Clues to both may lie in the circumstances surrounding an adjustment to a relatively esoteric gauge of risk within the bank's Chief Investment Office, which managed the losing trades. Sometime in the Q1 of 2012, the investment office adjusted the model for measuring what is known as its "value at risk," or Var, according to the bank.
This measure looks to gauge the maximum potential daily loss for a firm, business unit or type of product. There are plenty of flaws with this metric, which, for example, didn't help in the financial crisis. But banks use it as a benchmark for assessing the performance of trades and as a way to spot brewing problems. Ironically, the measure was created in the mid-1990s by J.P. Morgan.

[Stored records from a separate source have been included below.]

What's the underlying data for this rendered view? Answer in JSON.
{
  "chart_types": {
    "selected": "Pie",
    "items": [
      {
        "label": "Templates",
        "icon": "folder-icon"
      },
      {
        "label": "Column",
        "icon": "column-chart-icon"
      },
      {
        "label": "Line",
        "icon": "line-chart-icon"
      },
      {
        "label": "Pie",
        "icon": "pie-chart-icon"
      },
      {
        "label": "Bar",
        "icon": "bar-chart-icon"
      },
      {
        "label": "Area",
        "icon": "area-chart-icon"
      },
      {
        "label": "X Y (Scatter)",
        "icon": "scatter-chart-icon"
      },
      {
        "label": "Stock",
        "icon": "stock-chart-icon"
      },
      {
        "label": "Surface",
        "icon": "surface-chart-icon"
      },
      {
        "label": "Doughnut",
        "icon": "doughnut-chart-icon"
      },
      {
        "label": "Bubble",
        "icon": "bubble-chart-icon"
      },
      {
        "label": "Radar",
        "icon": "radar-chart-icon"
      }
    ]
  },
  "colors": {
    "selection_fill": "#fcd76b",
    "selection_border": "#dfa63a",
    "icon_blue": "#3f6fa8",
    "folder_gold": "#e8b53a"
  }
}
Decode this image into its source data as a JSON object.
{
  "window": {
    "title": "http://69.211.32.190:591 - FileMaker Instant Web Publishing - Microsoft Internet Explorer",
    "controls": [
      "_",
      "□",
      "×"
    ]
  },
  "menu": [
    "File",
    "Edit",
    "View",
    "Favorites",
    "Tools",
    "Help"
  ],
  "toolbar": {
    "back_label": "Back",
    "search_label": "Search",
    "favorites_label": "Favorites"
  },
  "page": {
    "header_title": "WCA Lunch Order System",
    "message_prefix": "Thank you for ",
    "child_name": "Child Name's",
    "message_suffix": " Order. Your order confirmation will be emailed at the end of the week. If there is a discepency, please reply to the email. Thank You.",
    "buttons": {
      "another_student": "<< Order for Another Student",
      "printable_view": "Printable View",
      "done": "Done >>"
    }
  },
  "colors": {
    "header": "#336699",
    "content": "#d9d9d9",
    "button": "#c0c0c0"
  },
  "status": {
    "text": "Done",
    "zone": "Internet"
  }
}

Changes to Var Model. There typically has to be a very good reason to change a bank's model, so it's notable that JPMorgan changed the model at the beginning of the first quarter, and then in announcing the trading loss, said it was again changing the model - this time back to the original settings. The results were significant. Having originally reported an average trading risk of $67 million for the investment office - or $2 million lower than the previous quarter - the Q1 measure ballooned to $129 million after the model was reverted to its original formula. Obviously, that displayed a huge spike in the potential for loss within the investment office. Underlying Questions. Beyond the specifics of what exactly was adjusted within the model, the changes raise 2 far-broader questions:- Why was it tinkered with? Was it because someone thought the model was falsely showing a too-high level of risk for what was deemed to be a safe trade? Or had the trade gone bad and someone didn't want the Var model to start alerting others to rising risk? The latter would indicate the possibility of wrongdoing.
- Even if the change was made for a seemingly benign reason, who knew of and approved it among bank executives? Notably, the investment office reporting directly to CEO Jamie Dimon?